Emma will’s wissen
Mama.
Mona drückte Mama einen Kuss auf die Wange. Tim und Klaus blieben am Fußende des Bettes stehen. Es war ziemlich eng im Zimmer mit so vielen Leuten.
Klaus grinste verlegen. »Schönes Zimmer.«
»Ja«, sagte Tim. »Auch wenn es nicht besonders groß ist.«
Typisch Jungs! Sie können einfach keine Gefühle zeigen. Stattdessen reden sie über Fußball oder Krankenhauszimmer.
Mama nickte. »Ich hab Glück gehabt. Das zweite Bett ist nicht belegt.«
»Jetzt erzähl doch mal.« Gesa setzte sich auf die Bettkante. »Wie ist es gelaufen?«
»Ganz gut eigentlich.« Mama lächelte. »Babsi war toll. Sie ist bis zum Schluss dageblieben. Als wir im Krankenhaus ankamen, wurden die Wehen erst wieder schwächer. Ich hab noch ein bisschen gedöst und bin dann in die Badewanne gestiegen.«
»Hier kann man baden?«, fragte ich überrascht.
Mama nickte. »Sie haben eine tolle Wanne im Geburtszimmer, riesengroß. Die würde dir auch gefallen, Emma.«
»Und wie ging’s weiter?«, wollte Oma wissen.
»Dann ging alles ganz schnell«, sagte Mama. »Die Kleine hatte es plötzlich richtig eilig.«
Ich riss die Augen auf. »Ist sie etwa in der Badewanne auf die Welt gekommen?«
»Ganz genau.« Mama lächelte wieder. »Ich glaube, eure Schwester wird eine richtige Wasserratte. Kaum war sie auf der Welt, ist sie auch schon losgeschwommen wie ein kleiner Fisch.«
Tim machte ein verdutztes Gesicht. »Das Baby kann schwimmen?«
»Na klar«, sagte Mona. »Alle Babys können schwimmen. Wasser ist ihr natürliches Element. Später verlernen sie es allerdings wieder.«
Ich war wahnsinnig froh, dass alles glattgegangen war. Und dass sie Mamas Bauch nicht aufschneiden mussten.
In diesem Moment ertönte ein komisches Geräusch aus der Ecke hinter Mamas Bett. Es klang so ähnlich wie das Grunzen eines Ferkels.
Ich runzelte die Stirn. »Was war das denn?«
»Du meine Güte!« Oma war um das Bett herumgegangen und schlug die Hände vors Gesicht. »Da ist sie ja!« Vor lauter Aufregung hatten wir das Baby ganz vergessen. Oma nahm es aus seinem Bettchen und betrachtete es lächelnd. »Du bist aber eine Hübsche!«
»Wie süß!«, quiekte Mona. »Ich hab extra meine Flöte mitgebracht. Soll ich dem Baby jetzt was vorspielen? Babys lieben Musik!« Das hatte sie bestimmt auch aus einem ihrer Bücher. Oder von Babsi.

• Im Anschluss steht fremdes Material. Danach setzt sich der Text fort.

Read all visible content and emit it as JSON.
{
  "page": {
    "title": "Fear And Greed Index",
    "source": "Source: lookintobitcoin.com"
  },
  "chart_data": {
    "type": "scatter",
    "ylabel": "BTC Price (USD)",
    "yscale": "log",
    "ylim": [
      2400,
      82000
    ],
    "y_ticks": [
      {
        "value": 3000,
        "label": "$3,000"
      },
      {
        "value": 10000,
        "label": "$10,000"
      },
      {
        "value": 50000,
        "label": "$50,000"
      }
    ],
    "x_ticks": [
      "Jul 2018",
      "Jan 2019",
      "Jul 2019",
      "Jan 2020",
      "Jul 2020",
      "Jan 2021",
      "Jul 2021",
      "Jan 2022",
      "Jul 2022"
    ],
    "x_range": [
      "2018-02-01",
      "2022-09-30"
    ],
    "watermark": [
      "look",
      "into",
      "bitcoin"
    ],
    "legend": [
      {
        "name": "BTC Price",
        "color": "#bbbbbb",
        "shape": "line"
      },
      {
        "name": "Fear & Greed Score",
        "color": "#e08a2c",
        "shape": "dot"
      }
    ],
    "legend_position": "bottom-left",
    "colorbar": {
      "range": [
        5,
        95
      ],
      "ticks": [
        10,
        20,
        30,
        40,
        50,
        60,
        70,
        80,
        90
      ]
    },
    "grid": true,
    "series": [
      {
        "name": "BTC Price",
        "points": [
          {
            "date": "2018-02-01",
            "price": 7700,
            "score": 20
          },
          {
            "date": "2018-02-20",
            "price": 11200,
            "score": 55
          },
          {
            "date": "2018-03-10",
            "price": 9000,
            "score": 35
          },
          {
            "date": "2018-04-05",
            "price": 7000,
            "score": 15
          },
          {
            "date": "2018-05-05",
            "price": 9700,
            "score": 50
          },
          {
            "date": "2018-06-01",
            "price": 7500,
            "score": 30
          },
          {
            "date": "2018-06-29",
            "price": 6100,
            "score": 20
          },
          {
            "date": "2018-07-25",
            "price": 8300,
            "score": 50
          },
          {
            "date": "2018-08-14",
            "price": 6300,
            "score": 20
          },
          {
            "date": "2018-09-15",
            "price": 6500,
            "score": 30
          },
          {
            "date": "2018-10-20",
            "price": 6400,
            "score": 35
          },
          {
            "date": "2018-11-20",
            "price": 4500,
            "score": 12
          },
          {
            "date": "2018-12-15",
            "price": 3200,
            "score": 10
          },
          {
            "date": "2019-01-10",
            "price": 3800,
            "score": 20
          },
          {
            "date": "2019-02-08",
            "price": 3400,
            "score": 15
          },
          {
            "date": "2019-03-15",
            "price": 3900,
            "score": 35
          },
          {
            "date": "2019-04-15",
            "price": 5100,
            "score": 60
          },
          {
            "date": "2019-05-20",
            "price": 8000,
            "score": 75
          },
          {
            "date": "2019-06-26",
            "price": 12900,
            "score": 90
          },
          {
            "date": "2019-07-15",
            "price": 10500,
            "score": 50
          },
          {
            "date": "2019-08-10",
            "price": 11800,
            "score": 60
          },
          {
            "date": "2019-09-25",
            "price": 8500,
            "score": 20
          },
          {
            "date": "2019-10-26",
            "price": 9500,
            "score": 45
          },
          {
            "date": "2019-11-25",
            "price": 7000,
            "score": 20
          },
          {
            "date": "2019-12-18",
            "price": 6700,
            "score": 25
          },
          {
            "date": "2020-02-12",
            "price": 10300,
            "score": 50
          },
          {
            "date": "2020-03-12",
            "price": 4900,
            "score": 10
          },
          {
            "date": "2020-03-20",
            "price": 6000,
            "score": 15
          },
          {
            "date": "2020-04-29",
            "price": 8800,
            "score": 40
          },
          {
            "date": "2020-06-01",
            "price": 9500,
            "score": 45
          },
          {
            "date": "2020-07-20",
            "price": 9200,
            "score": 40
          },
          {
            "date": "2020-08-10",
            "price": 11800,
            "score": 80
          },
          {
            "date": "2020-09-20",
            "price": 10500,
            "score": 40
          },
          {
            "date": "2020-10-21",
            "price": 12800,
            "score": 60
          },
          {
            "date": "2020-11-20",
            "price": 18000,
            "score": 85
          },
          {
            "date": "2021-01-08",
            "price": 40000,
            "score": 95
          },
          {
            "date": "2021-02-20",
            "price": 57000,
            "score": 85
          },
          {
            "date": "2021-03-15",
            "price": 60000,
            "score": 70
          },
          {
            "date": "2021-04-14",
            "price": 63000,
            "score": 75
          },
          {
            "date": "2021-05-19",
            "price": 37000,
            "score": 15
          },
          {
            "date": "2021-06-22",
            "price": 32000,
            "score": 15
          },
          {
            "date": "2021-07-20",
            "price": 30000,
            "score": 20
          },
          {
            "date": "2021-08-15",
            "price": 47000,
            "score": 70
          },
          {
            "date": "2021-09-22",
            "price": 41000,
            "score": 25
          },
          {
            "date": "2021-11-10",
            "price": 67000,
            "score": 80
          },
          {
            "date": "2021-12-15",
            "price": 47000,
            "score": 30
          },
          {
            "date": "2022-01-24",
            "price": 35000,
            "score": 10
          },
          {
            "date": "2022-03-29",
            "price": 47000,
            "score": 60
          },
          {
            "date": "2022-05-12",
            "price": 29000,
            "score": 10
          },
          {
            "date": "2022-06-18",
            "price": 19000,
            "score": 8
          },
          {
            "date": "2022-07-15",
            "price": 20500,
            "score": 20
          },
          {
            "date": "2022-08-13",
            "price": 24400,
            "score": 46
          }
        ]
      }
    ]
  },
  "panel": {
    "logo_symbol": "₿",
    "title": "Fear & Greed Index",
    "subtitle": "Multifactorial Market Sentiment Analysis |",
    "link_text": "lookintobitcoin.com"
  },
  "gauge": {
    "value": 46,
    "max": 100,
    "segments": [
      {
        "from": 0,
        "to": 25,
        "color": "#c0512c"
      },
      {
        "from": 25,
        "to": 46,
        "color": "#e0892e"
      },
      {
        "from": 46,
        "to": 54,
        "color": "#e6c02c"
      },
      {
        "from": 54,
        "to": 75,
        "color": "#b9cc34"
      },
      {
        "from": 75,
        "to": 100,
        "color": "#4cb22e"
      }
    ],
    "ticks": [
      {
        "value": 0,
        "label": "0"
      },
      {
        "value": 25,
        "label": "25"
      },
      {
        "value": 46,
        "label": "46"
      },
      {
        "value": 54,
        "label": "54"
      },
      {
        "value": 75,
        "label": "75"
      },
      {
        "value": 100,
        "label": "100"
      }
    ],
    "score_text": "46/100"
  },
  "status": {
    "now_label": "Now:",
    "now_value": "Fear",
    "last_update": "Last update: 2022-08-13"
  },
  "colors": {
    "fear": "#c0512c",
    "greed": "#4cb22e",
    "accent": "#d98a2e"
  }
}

»Später, mein Schatz«, sagte Gesa. »Jetzt braucht das Baby erst mal ein bisschen Ruhe.«
Oma schniefte. Ihre Augen schimmerten feucht. »Willst du sie mal nehmen?« Ehe ich antworten konnte, hatte sie mir das Baby auch schon in den Arm gedrückt. Es war ganz leicht. Ich war so überrascht, dass ich wie erstarrt dastand. Oma zog ein Taschentuch aus ihrer Hosentasche und putzte sich mit lautem Schnauben die Nase. Es klang wie ein Elefant auf dem Kriegspfad.
Das Baby fing an zu wimmern. Ich sah erschrocken zu Mama.
»Schaukel sie ein bisschen hin und her, das mag sie gerne«, sagte Mama.
Ich schaukelte das Baby ein bisschen hin und her und es hörte tatsächlich auf zu weinen. Es sah mich aufmerksam an. Seine Augen waren groß und blau und es hatte eine winzige Stupsnase. Auf seinem Kopf wuchsen helle Flaumhaare. Es war wirklich ganz hübsch – auch wenn sein Gesicht ziemlich zerknautscht war. Aber das würde sich ja hoffentlich noch ändern. Es hatte ganz kleine Hände. Plötzlich griff es nach meinem Zeigefinger und hielt ihn fest. Mir wurde ein bisschen schwindelig. Ich wagte kaum zu blinzeln.
»Wie heißt das Baby jetzt eigentlich?«, fragte ich.
»Lili«, sagte Mama. »Sie heißt Lili.«
Ich sah meine kleine Schwester an. Sie umklammerte immer noch meinen Finger.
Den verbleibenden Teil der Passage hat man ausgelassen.